Much of Regina's best work came in the 1970s (like Madonna and Cher, "Elis" was a household word in Brazil), and what's particularly striking is that her signature work was all done before she had reached the age of 30. Her voice is confident and playful, her pitch perfect to a lilting fault, and she captures that indescribable Latin charm in every note. Of particular note is her interpretation of "Corcovado" on 1974's Elis & Tom. There has never been a better version.
In Brazil, she was particularly popular for putting on a number of large stage variety shows (something akin to a primitive Cirque du Soleil) featuring singers, dancers, and acrobats, which performed for hundreds of thousands of people over the years.
However, Elis was not without a dark side, and in her case the trouble was cocaine. She became hooked on the drug sometime in the late 70s, but hid her addiction from both Cesar and her many associates. Upon Cesar's discovery of her problem, he filed for divorce and took custody of their three children.
Elis then met Sam McDowell, a lawyer, and two planned a marriage and a new home in 1982. A new recording contract and positive relations with the United States meant an international tour was forthcoming. Everything was coming up roses. But on January 19, while listening to old records and preparing for some new arrangements for a demo session, Regina overdosed on cocaine and Cinzano. She was 36.

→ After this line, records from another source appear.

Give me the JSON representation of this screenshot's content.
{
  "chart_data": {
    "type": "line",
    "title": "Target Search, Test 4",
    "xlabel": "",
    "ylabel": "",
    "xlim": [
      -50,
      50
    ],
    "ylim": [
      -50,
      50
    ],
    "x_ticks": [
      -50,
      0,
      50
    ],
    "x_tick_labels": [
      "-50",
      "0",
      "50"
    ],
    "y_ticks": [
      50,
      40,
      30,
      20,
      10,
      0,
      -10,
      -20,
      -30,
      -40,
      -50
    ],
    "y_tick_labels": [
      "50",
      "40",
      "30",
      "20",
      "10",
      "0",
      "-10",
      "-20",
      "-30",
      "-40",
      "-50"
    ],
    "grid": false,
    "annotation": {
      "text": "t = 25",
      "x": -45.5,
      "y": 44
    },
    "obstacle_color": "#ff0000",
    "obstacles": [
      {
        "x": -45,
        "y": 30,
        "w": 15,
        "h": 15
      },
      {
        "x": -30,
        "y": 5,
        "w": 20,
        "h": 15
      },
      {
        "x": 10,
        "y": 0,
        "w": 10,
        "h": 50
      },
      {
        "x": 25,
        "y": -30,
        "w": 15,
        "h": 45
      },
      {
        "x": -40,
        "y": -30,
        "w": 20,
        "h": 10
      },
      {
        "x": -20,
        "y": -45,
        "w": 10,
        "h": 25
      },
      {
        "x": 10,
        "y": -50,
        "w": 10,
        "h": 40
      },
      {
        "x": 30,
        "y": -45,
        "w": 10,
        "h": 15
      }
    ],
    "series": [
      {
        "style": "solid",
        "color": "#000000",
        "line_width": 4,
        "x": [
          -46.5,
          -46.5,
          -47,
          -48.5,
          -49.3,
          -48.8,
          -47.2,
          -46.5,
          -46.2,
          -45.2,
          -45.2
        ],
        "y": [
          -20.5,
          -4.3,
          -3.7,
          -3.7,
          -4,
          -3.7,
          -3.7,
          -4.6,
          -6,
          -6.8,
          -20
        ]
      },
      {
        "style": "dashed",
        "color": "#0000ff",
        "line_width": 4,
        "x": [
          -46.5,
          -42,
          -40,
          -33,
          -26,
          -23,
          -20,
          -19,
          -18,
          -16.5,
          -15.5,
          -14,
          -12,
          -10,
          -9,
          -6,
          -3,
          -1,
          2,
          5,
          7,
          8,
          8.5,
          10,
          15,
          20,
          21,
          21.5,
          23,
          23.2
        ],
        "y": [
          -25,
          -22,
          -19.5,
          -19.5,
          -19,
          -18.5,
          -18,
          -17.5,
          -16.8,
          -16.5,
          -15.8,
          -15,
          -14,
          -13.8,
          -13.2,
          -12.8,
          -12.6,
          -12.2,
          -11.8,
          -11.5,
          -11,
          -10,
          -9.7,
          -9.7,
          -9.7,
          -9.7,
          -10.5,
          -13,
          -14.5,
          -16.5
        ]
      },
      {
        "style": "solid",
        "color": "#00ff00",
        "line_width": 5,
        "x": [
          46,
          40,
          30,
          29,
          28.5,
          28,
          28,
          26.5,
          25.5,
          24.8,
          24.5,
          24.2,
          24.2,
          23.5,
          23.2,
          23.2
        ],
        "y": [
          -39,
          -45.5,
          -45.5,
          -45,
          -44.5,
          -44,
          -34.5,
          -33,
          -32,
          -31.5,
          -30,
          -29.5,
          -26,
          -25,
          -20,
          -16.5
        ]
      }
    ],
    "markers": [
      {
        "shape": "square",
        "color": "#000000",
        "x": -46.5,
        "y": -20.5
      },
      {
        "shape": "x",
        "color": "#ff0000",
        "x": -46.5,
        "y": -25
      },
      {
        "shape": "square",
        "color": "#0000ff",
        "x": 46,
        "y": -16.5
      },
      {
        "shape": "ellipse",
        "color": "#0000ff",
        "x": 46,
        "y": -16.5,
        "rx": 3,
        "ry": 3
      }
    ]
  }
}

One of the reasons Elis isn't more well-known despite her success is that, like many other cult favorites of that period such as Sandy Denny and Margo Guran she suffered from an intense stage fright and fear of failure. By all accounts she suffered not only insecurity but also a form of bipolar disorder, showing manic mood swings and extreme emotional outbursts throughout her life.
Much of her music has been released in the States and abroad through Verve Records. Some of my particular favorites are the aforementioned Elis & Tom, 1970 and 1971's eponymously-titled albums, and Saudade Do Brasil, a recording of one of her stage shows that can only be described as pure Latin joy.